Warum die Asche ausgerechnet in dieser Höhe ist und nicht runterkommt ist schon erklärbar: Wie hoch die Asche in die Atmosphäre gelangt, hängt von dem Druck ab, den der Vulkan vor dem Ausbruch angestaut hat. Wenn man einen Wasserschlauch senkrecht nach oben hält, spritzt der auch unterschiedlich hoch, je nachdem, wie weit man den Wasserhahn aufdreht. In diesem Fall war der Druck eben so, dass er genau bis in die gängigen Flughöhen geblasen hat. So, und wenn jetzt die Großwetterlage relativ stabil ist und keine Niederschläge stattfinden, dann bleibt die Asche da oben und werden vom Wind horizontal verfrachtet, weil das Teilchen sind, die zu fein sind um aus dieser Höhe runter zu fallen - der Luftdruck ist ja da oben auch viel geringer. Jetzt kam in unserem Fall noch etwas dazu, was speziell für Europa extrem unpraktisch war: ein stabiles Hoch westlich der Achse Großbritannien-Island mit dem entsprechenden Tief östlich davon. Das hat dazu geführt, dass die ganze Asche wie durch einen Trichter direkt von Island mitten nach Europa geblasen wurde und sich so richtig schön bei uns hier ansammeln konnte. Inzwischen hat offensichtlich der Druck im Vulkan nachgelassen, sodass er weniger Asche ausbläst und diese auch nicht mehr so hoch. Folglich kommt sie nicht mehr zu uns und die vorhandene Asche wird sich allmählich immer weiter verteilen und damit verdünnen, weshalb jetzt nach und nach ein Flughafen nach dem anderen wieder freigegeben werden kann.
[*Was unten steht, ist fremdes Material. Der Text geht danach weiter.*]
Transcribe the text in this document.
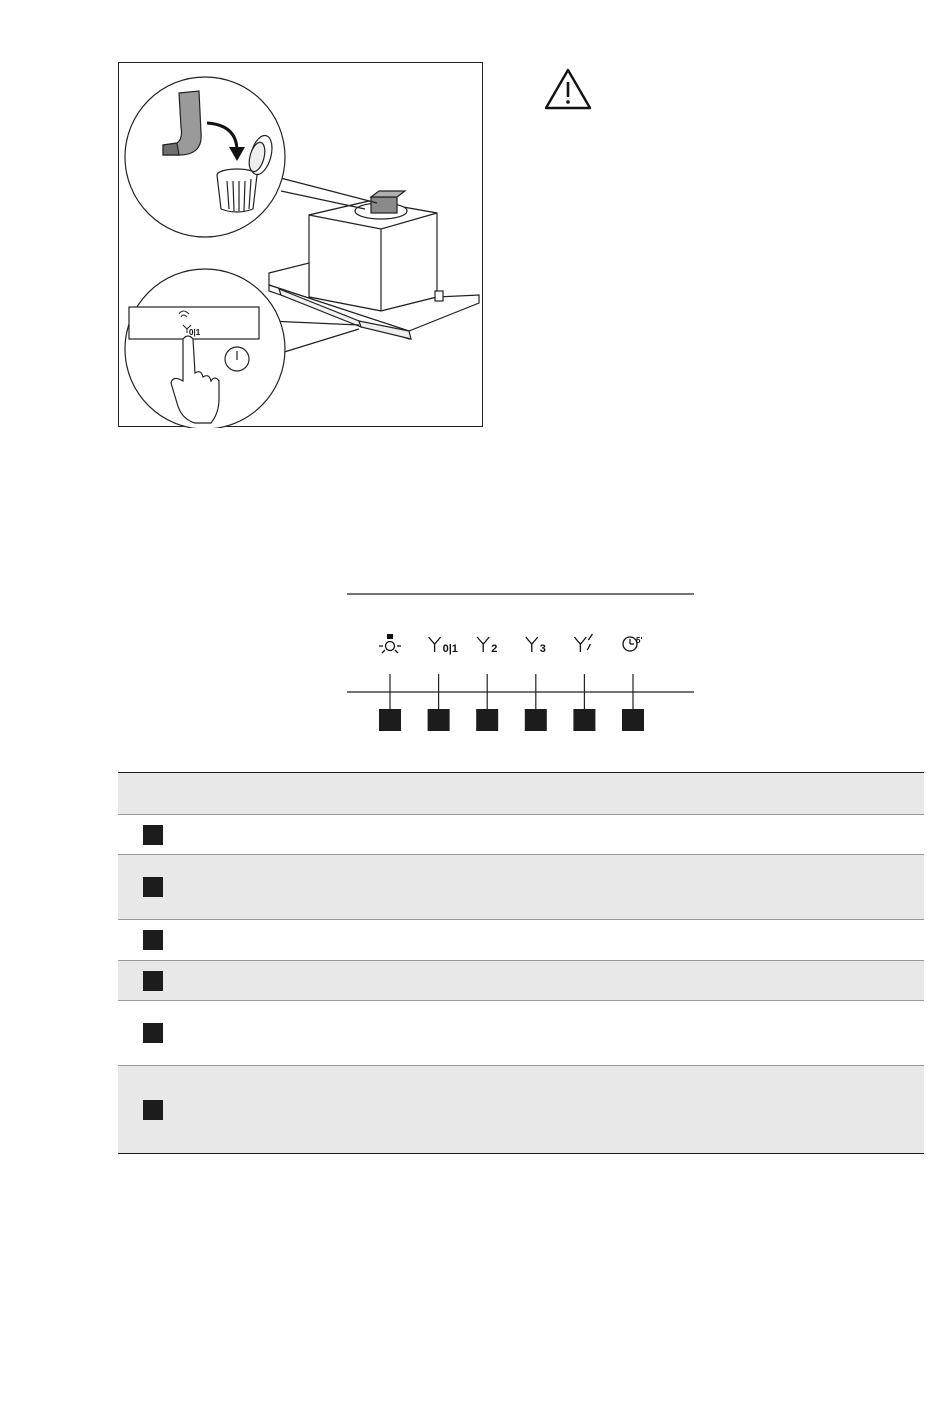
0|1
0|1	2	3
5'
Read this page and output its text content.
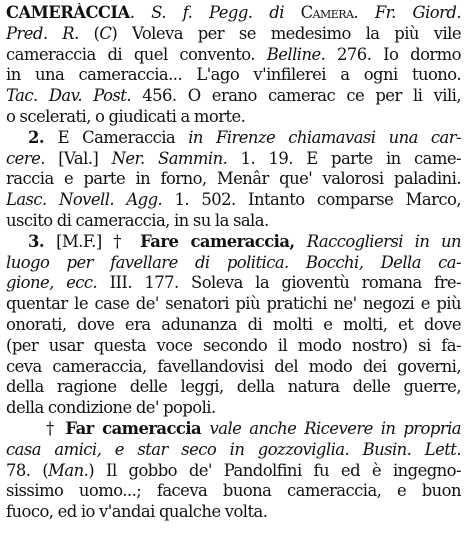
CAMERÀCCIA. S. f. Pegg. di Camera. Fr. Giord.
Pred. R. (C) Voleva per se medesimo la più vile
cameraccia di quel convento. Belline. 276. Io dormo
in una cameraccia... L'ago v'infilerei a ogni tuono.
Tac. Dav. Post. 456. O erano camerac ce per li vili,
o scelerati, o giudicati a morte.
2. E Cameraccia in Firenze chiamavasi una car-
cere. [Val.] Ner. Sammin. 1. 19. E parte in came-
raccia e parte in forno, Menâr que' valorosi paladini.
Lasc. Novell. Agg. 1. 502. Intanto comparse Marco,
uscito di cameraccia, in su la sala.
3. [M.F.] † Fare cameraccia, Raccogliersi in un
luogo per favellare di politica. Bocchi, Della ca-
gione, ecc. III. 177. Soleva la gioventù romana fre-
quentar le case de' senatori più pratichi ne' negozi e più
onorati, dove era adunanza di molti e molti, et dove
(per usar questa voce secondo il modo nostro) si fa-
ceva cameraccia, favellandovisi del modo dei governi,
della ragione delle leggi, della natura delle guerre,
della condizione de' popoli.
† Far cameraccia vale anche Ricevere in propria
casa amici, e star seco in gozzoviglia. Busin. Lett.
78. (Man.) Il gobbo de' Pandolfini fu ed è ingegno-
sissimo uomo...; faceva buona cameraccia, e buon
fuoco, ed io v'andai qualche volta.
Noch was zu den Messungen, dem Forschungsflugzeug etc.: Wer jetzt meint, das hätte alles schneller gehen müssen, sollte sich vor Augen halten, dass wir es mit einem Vorgang zu tun hatten, der offensichtlich so noch nie in der neueren Zeit aufgetreten ist. Folglich konnte auch niemand darauf vorbereitet sein. Hinterher ist man immer schlauer.